Docker-pipeline collecting tweets and storing them in MongoDB. Next, the sentiment of tweets is analyzed and the result stored in PostgreSQL. Finally, the best sentiment tweets are sent to Slack automatically.
This repo is a result of my 6th weekly project at SPICED Academy Berlin.
Build a Dockerized Data Pipeline that analyzes the sentiment of tweets.

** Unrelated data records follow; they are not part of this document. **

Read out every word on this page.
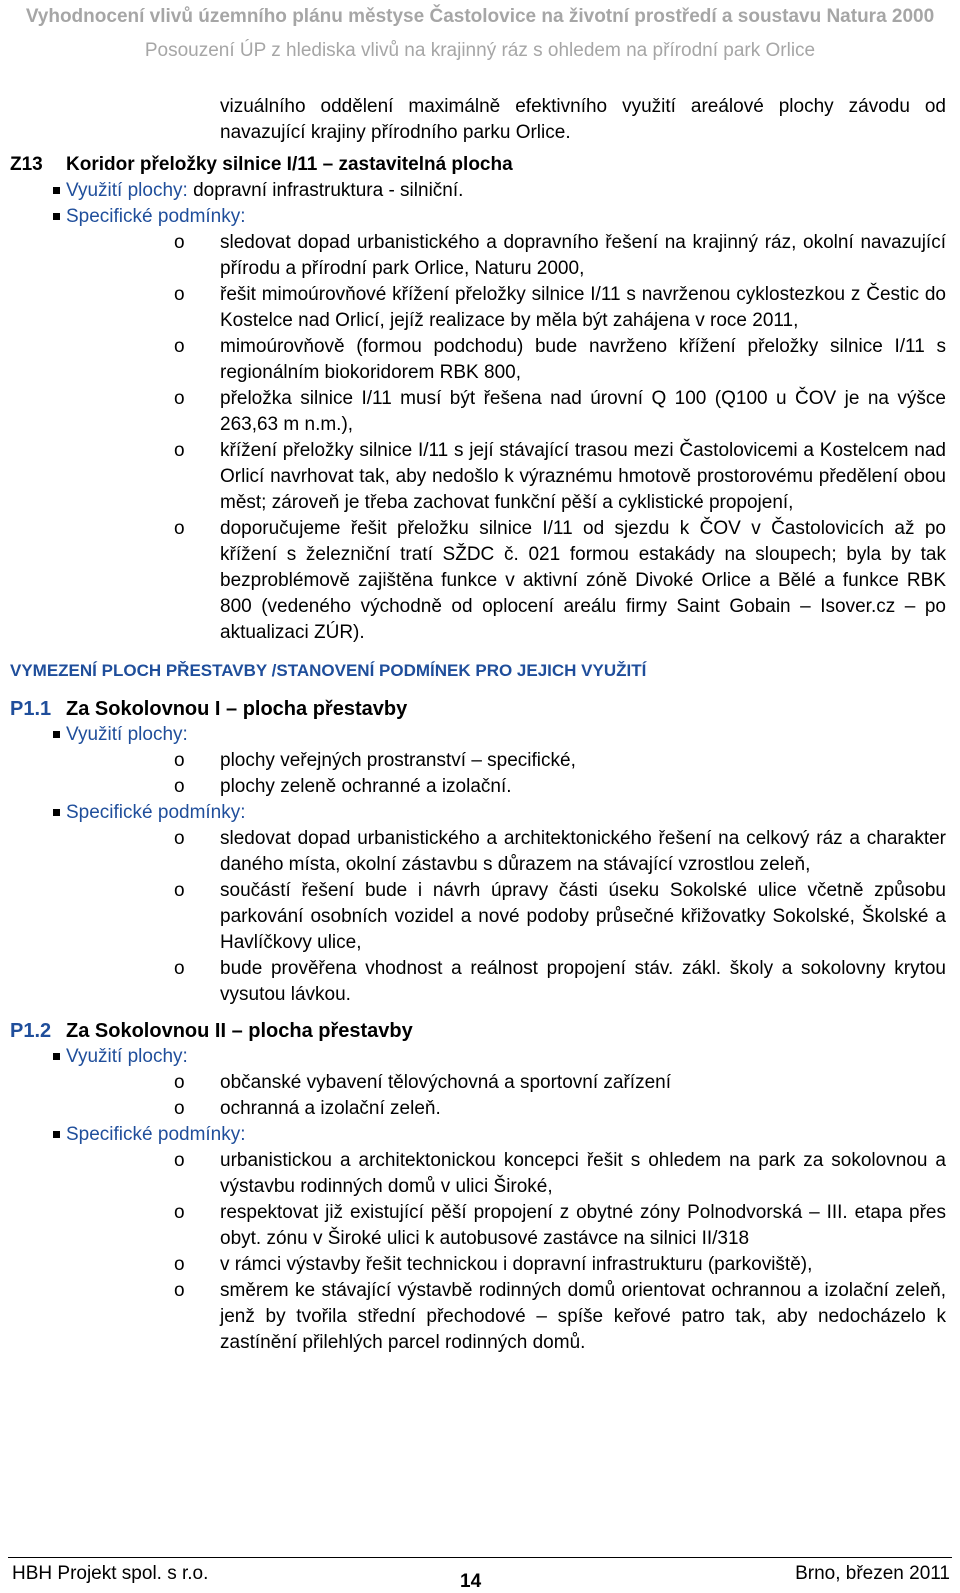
Vyhodnocení vlivů územního plánu městyse Častolovice na životní prostředí a soustavu Natura 2000
Posouzení ÚP z hlediska vlivů na krajinný ráz s ohledem na přírodní park Orlice

vizuálního oddělení maximálně efektivního využití areálové plochy závodu od navazující krajiny přírodního parku Orlice.

Z13 Koridor přeložky silnice I/11 – zastavitelná plocha
Využití plochy: dopravní infrastruktura - silniční.
Specifické podmínky:
o sledovat dopad urbanistického a dopravního řešení na krajinný ráz, okolní navazující přírodu a přírodní park Orlice, Naturu 2000,
o řešit mimoúrovňové křížení přeložky silnice I/11 s navrženou cyklostezkou z Čestic do Kostelce nad Orlicí, jejíž realizace by měla být zahájena v roce 2011,
o mimoúrovňově (formou podchodu) bude navrženo křížení přeložky silnice I/11 s regionálním biokoridorem RBK 800,
o přeložka silnice I/11 musí být řešena nad úrovní Q 100 (Q100 u ČOV je na výšce 263,63 m n.m.),
o křížení přeložky silnice I/11 s její stávající trasou mezi Častolovicemi a Kostelcem nad Orlicí navrhovat tak, aby nedošlo k výraznému hmotově prostorovému předělení obou měst; zároveň je třeba zachovat funkční pěší a cyklistické propojení,
o doporučujeme řešit přeložku silnice I/11 od sjezdu k ČOV v Častolovicích až po křížení s železniční tratí SŽDC č. 021 formou estakády na sloupech; byla by tak bezproblémově zajištěna funkce v aktivní zóně Divoké Orlice a Bělé a funkce RBK 800 (vedeného východně od oplocení areálu firmy Saint Gobain – Isover.cz – po aktualizaci ZÚR).
VYMEZENÍ PLOCH PŘESTAVBY /STANOVENÍ PODMÍNEK PRO JEJICH VYUŽITÍ
P1.1 Za Sokolovnou I – plocha přestavby
Využití plochy:
o plochy veřejných prostranství – specifické,
o plochy zeleně ochranné a izolační.
Specifické podmínky:
o sledovat dopad urbanistického a architektonického řešení na celkový ráz a charakter daného místa, okolní zástavbu s důrazem na stávající vzrostlou zeleň,
o součástí řešení bude i návrh úpravy části úseku Sokolské ulice včetně způsobu parkování osobních vozidel a nové podoby průsečné křižovatky Sokolské, Školské a Havlíčkovy ulice,
o bude prověřena vhodnost a reálnost propojení stáv. zákl. školy a sokolovny krytou vysutou lávkou.
P1.2 Za Sokolovnou II – plocha přestavby
Využití plochy:
o občanské vybavení tělovýchovná a sportovní zařízení
o ochranná a izolační zeleň.
Specifické podmínky:
o urbanistickou a architektonickou koncepci řešit s ohledem na park za sokolovnou a výstavbu rodinných domů v ulici Široké,
o respektovat již existující pěší propojení z obytné zóny Polnodvorská – III. etapa přes obyt. zónu v Široké ulici k autobusové zastávce na silnici II/318
o v rámci výstavby řešit technickou i dopravní infrastrukturu (parkoviště),
o směrem ke stávající výstavbě rodinných domů orientovat ochrannou a izolační zeleň, jenž by tvořila střední přechodové – spíše keřové patro tak, aby nedocházelo k zastínění přilehlých parcel rodinných domů.
HBH Projekt spol. s r.o.	14	Brno, březen 2011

The pipeline should collect tweets and store them in a database. Next, the sentiment of tweets is analyzed and the result stored in a second database. Finally, the best or worst sentiment for a given time interval is put on Slack automatically.
- Get Docker running
- Build a skeleton pipeline
- Collect Tweets
- Store Tweets in a Mongo DB
- Create an ETL task
- Run sentiment analysis
- Build a Slack bot
- besides the readme, license and image/ in the root directory we have docker-compose file, which makes all the pipeline running;
- to start, use "docker-compose build" and/or "docker-compose up -d" commands
- docker-containers for MongoDB and Postgres were built with pre-made images
- docker containers for tweepy, etl and slackbot were built from custom made docker-files (placed on folders accordingly)
- the tweeter API, etl and Slackbot programs are written in python (placed on folders accordingly)
- to run this programm you would need .env files with:
- postgres password
- twitter developer api credentials
- slackbot url (not copied to this repo)